That provision became central to the Volcker rule debate after JPMorgan lost $6.2 billion last year in bets on credit derivatives. The so-called London Whale trades, conducted in the U.K. by the bank’s chief investment office and nicknamed for their market impact, were described by JPMorgan executives as a portfolio hedge.

“You have to be very clear and specific in terms of any use of the hedge,” said Kevin Petrasic, a partner at law firm Paul Hastings LLP. “Banks will need to document and justify those hedges. It allows for a significant degree of supervisory and regulatory second-guessing.”

‘Middle Ground’

Banks also made limited gains in provisions relating to their investments and dealings with so-called covered funds, which include private-equity and hedge funds. While fully owned subsidiaries and mutual funds were exempted from the Volcker rule’s definition of covered funds, venture capital and mezzanine credit funds were not, said Peter Fariel, a partner at law firm Rimon PC in Boston.

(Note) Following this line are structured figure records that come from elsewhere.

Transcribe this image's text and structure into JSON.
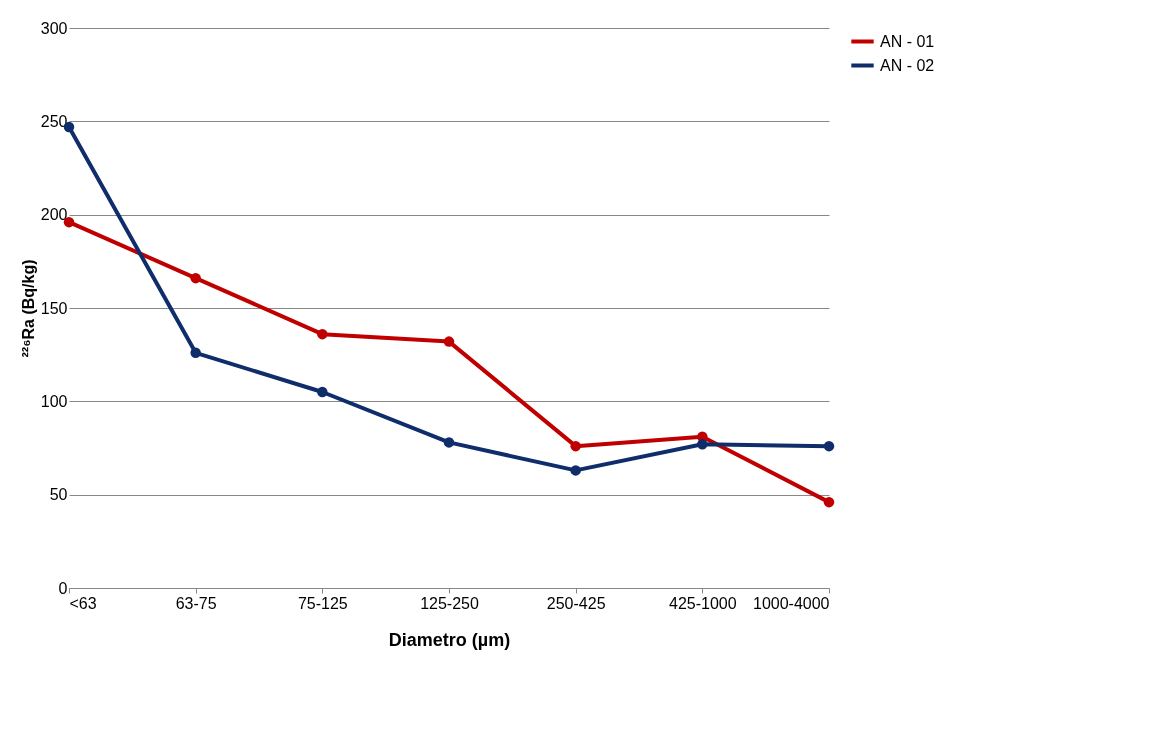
{
  "chart_data": {
    "type": "line",
    "xlabel": "Diametro (µm)",
    "ylabel": "²²⁶Ra (Bq/kg)",
    "categories": [
      "<63",
      "63-75",
      "75-125",
      "125-250",
      "250-425",
      "425-1000",
      "1000-4000"
    ],
    "series": [
      {
        "name": "AN - 01",
        "color": "#c00000",
        "values": [
          196,
          166,
          136,
          132,
          76,
          81,
          46
        ]
      },
      {
        "name": "AN - 02",
        "color": "#0f2d6b",
        "values": [
          247,
          126,
          105,
          78,
          63,
          77,
          76
        ]
      }
    ],
    "ylim": [
      0,
      300
    ],
    "yticks": [
      0,
      50,
      100,
      150,
      200,
      250,
      300
    ],
    "grid": "y",
    "legend": "right",
    "marker": "circle",
    "line_style": "solid"
  }
}
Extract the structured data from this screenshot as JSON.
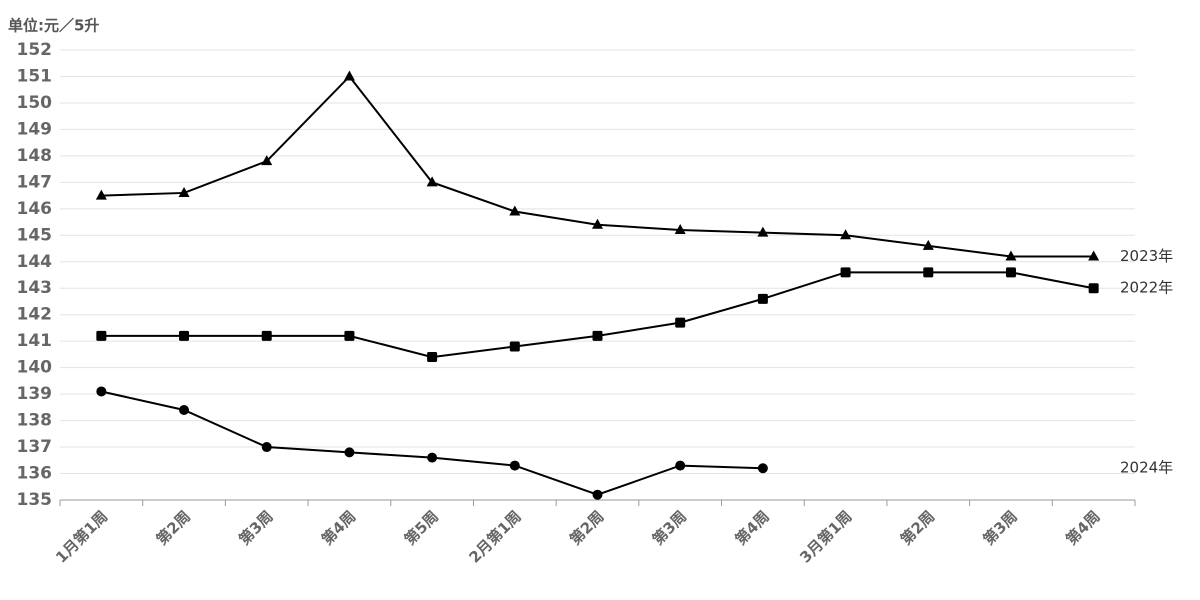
{
  "chart_data": {
    "type": "line",
    "unit_label": "单位:元／5升",
    "categories": [
      "1月第1周",
      "第2周",
      "第3周",
      "第4周",
      "第5周",
      "2月第1周",
      "第2周",
      "第3周",
      "第4周",
      "3月第1周",
      "第2周",
      "第3周",
      "第4周"
    ],
    "series": [
      {
        "name": "2023年",
        "color": "#000000",
        "marker": "triangle",
        "values": [
          146.5,
          146.6,
          147.8,
          151,
          147,
          145.9,
          145.4,
          145.2,
          145.1,
          145,
          144.6,
          144.2,
          144.2
        ]
      },
      {
        "name": "2022年",
        "color": "#000000",
        "marker": "square",
        "values": [
          141.2,
          141.2,
          141.2,
          141.2,
          140.4,
          140.8,
          141.2,
          141.7,
          142.6,
          143.6,
          143.6,
          143.6,
          143
        ]
      },
      {
        "name": "2024年",
        "color": "#000000",
        "marker": "circle",
        "values": [
          139.1,
          138.4,
          137,
          136.8,
          136.6,
          136.3,
          135.2,
          136.3,
          136.2,
          null,
          null,
          null,
          null
        ]
      }
    ],
    "ylim": [
      135,
      152
    ],
    "yticks": [
      135,
      136,
      137,
      138,
      139,
      140,
      141,
      142,
      143,
      144,
      145,
      146,
      147,
      148,
      149,
      150,
      151,
      152
    ],
    "grid": true
  }
}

“The agencies took somewhat of a middle ground,” said Fariel, formerly an associate general counsel at Bank of America Corp. “I see it as better than the proposed regulations, but still, it will be a significant compliance obligation for bank fund sponsors going forward.”

Treasury Secretary Jacob J. Lew warned the top U.S. banks’ CEOs in a private meeting in October that the final Volcker rule would be tougher than Wall Street expected. Lew, who coordinated the regulators’ efforts, told executives that to get the rule right, he preferred to err on the side of making it tougher, a person familiar with the discussion said.

Details Withheld

“In terms of expectations management, the guys on the side of regulation began to get people so concerned about really draconian things,” said Michael Holland, chairman of Holland & Co., who oversees more than $4 billion, including shares of New York-based JPMorgan and Citigroup. When the rule was released, “it wasn’t nearly so draconian, in which case the stocks said, ‘Oh what a sigh of relief.’”

Concern that the rule would be onerous stemmed from the lack of detail large banks received in the final days before the rule’s release, three senior U.S. bankers said last week. The executives described the dearth of communication from regulators so close to the end of the rulemaking process as unusual.

“Uncertainty always creates a bit of a tail risk, so to us, the good news is some of the uncertainty is removed with no major surprises,” said Devin Ryan, a bank analyst at JMP Group Inc. in New York. “On the market-making front, where banks make most of their money, those activities will still be permitted.”